Add MaxText Llama 3.1 70B training with GCS recipe

raymondzouu · raymondzouu · commit f8dcddc6ca96 · 2025-04-10T00:15:58.000Z
diff --git a/training/trillium/Llama3.1-70B-MaxText-with-Storage/README.md b/training/trillium/Llama3.1-70B-MaxText-with-Storage/README.md
@@ -0,0 +1,184 @@
+# Instructions for training Llama3.1-70B-MaxText on TPU trillium (v6e-256) with Google Cloud Storage (GCS)
+
+## GCS Bucket setup
+1. Create a bucket with a dataset for dataloading and a bucket to write checkpoints.

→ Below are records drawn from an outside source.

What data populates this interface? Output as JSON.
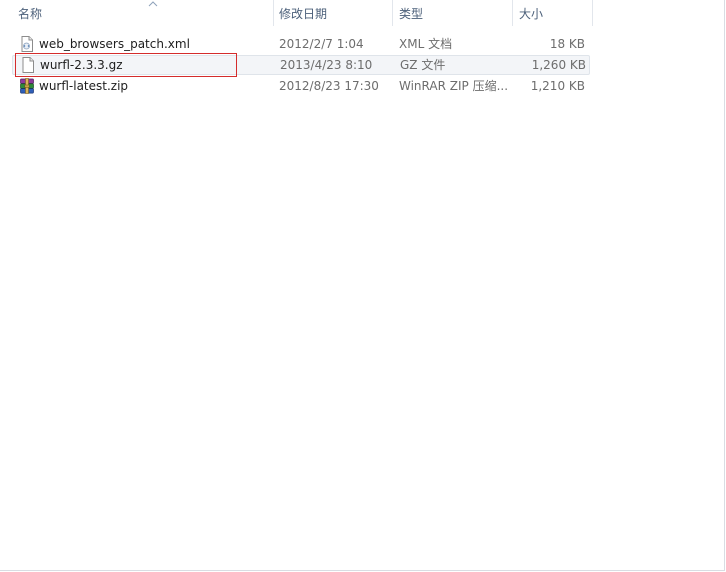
{
  "columns": {
    "name": "名称",
    "date_modified": "修改日期",
    "type": "类型",
    "size": "大小"
  },
  "sort": {
    "column": "name",
    "direction": "ascending"
  },
  "files": [
    {
      "name": "web_browsers_patch.xml",
      "date_modified": "2012/2/7 1:04",
      "type": "XML 文档",
      "size": "18 KB",
      "icon": "xml-document-icon"
    },
    {
      "name": "wurfl-2.3.3.gz",
      "date_modified": "2013/4/23 8:10",
      "type": "GZ 文件",
      "size": "1,260 KB",
      "icon": "generic-file-icon",
      "highlighted": true
    },
    {
      "name": "wurfl-latest.zip",
      "date_modified": "2012/8/23 17:30",
      "type": "WinRAR ZIP 压缩...",
      "size": "1,210 KB",
      "icon": "winrar-archive-icon"
    }
  ],
  "colors": {
    "header_text": "#4c607a",
    "row_hover_bg": "#f3f5f8",
    "annotation_box": "#d42c2c",
    "secondary_text": "#6d6d6d"
  }
}
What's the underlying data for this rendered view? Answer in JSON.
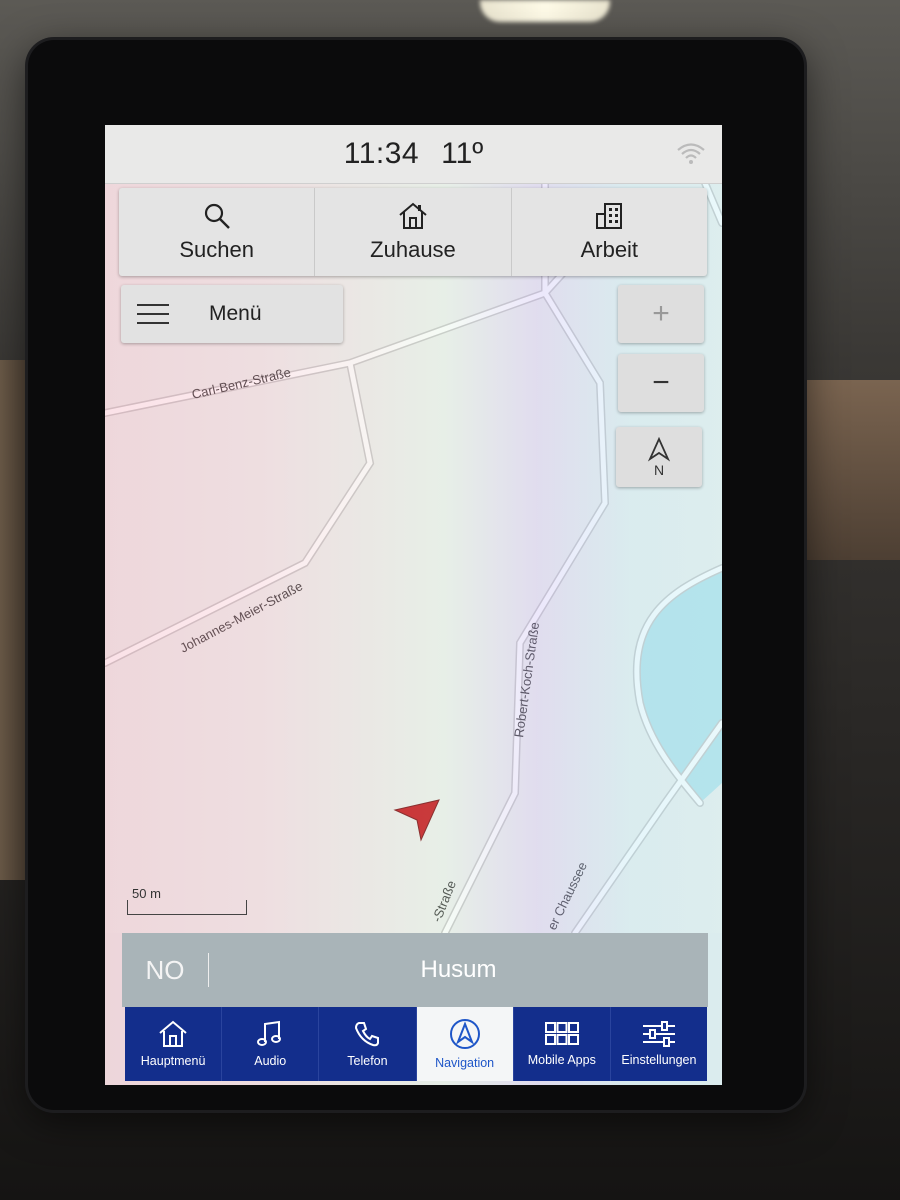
{
  "status": {
    "time": "11:34",
    "temperature": "11º"
  },
  "quick_actions": [
    {
      "label": "Suchen",
      "icon": "search-icon"
    },
    {
      "label": "Zuhause",
      "icon": "home-icon"
    },
    {
      "label": "Arbeit",
      "icon": "building-icon"
    }
  ],
  "menu_label": "Menü",
  "zoom": {
    "in": "+",
    "out": "−"
  },
  "compass_label": "N",
  "map": {
    "roads": [
      "Carl-Benz-Straße",
      "Johannes-Meier-Straße",
      "Robert-Koch-Straße",
      "-Straße",
      "er Chaussee"
    ],
    "scale_label": "50 m",
    "position_marker_color": "#c8141c"
  },
  "info_bar": {
    "road_code": "NO",
    "destination": "Husum"
  },
  "bottom_nav": {
    "items": [
      {
        "label": "Hauptmenü",
        "icon": "home-icon"
      },
      {
        "label": "Audio",
        "icon": "music-note-icon"
      },
      {
        "label": "Telefon",
        "icon": "phone-icon"
      },
      {
        "label": "Navigation",
        "icon": "navigation-icon",
        "active": true
      },
      {
        "label": "Mobile Apps",
        "icon": "apps-grid-icon"
      },
      {
        "label": "Einstellungen",
        "icon": "settings-sliders-icon"
      }
    ],
    "active_color": "#1e56c8",
    "bar_color": "#132e8c"
  }
}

To create a regional HNS bucket use the following command:
+```
+# Set variables
+export DATASET_BUCKET="your-dataloading-bucket-name"
+export CHECKPOINT_BUCKET="your-checkpoint-bucket-name"
+export REGION="us-central1"
+
+# Create dataset bucket
+gcloud storage buckets create gs://${DATASET_BUCKET} --location=${REGION}  --default-storage-class=Standard --enable-hierarchical-namespace --uniform-bucket-level-access
+
+# Create checkpoint bucket  
+gcloud storage buckets create gs://${CHECKPOINT_BUCKET} --location=${REGION}  --default-storage-class=Standard --enable-hierarchical-namespace --uniform-bucket-level-access
+```
+Replace the following values:  
+- `<DATASET_BUCKET>`:the name of your Cloud Storage bucket with training dataset. Do not include the gs:// prefix  
+- `<CHECKPOINT_BUCKET>`: the name of your Cloud Storage bucket where checkpoints will written. Do not include the gs:// prefix
+- `<DATASET_STORAGE_NAME>`: name of the XPK storage for dataset bucket  
+- `<CHECKPOINT_STORAGE_NAME>`: name of the XPK storage for checkpoint bucket  
+- `<REGION>`: the region where your cluster is located ([available locations](https://cloud.google.com/storage/docs/locations#location-r))
+
+2. Follow these [instructions](https://github.com/AI-Hypercomputer/maxtext/blob/b93beba652db6b3f4e6c82dc48a83b03229f5d3a/getting_started/Data_Input_Pipeline.md#tfds-pipeline) to download the Allenai c4 dataset which is used in this recipe.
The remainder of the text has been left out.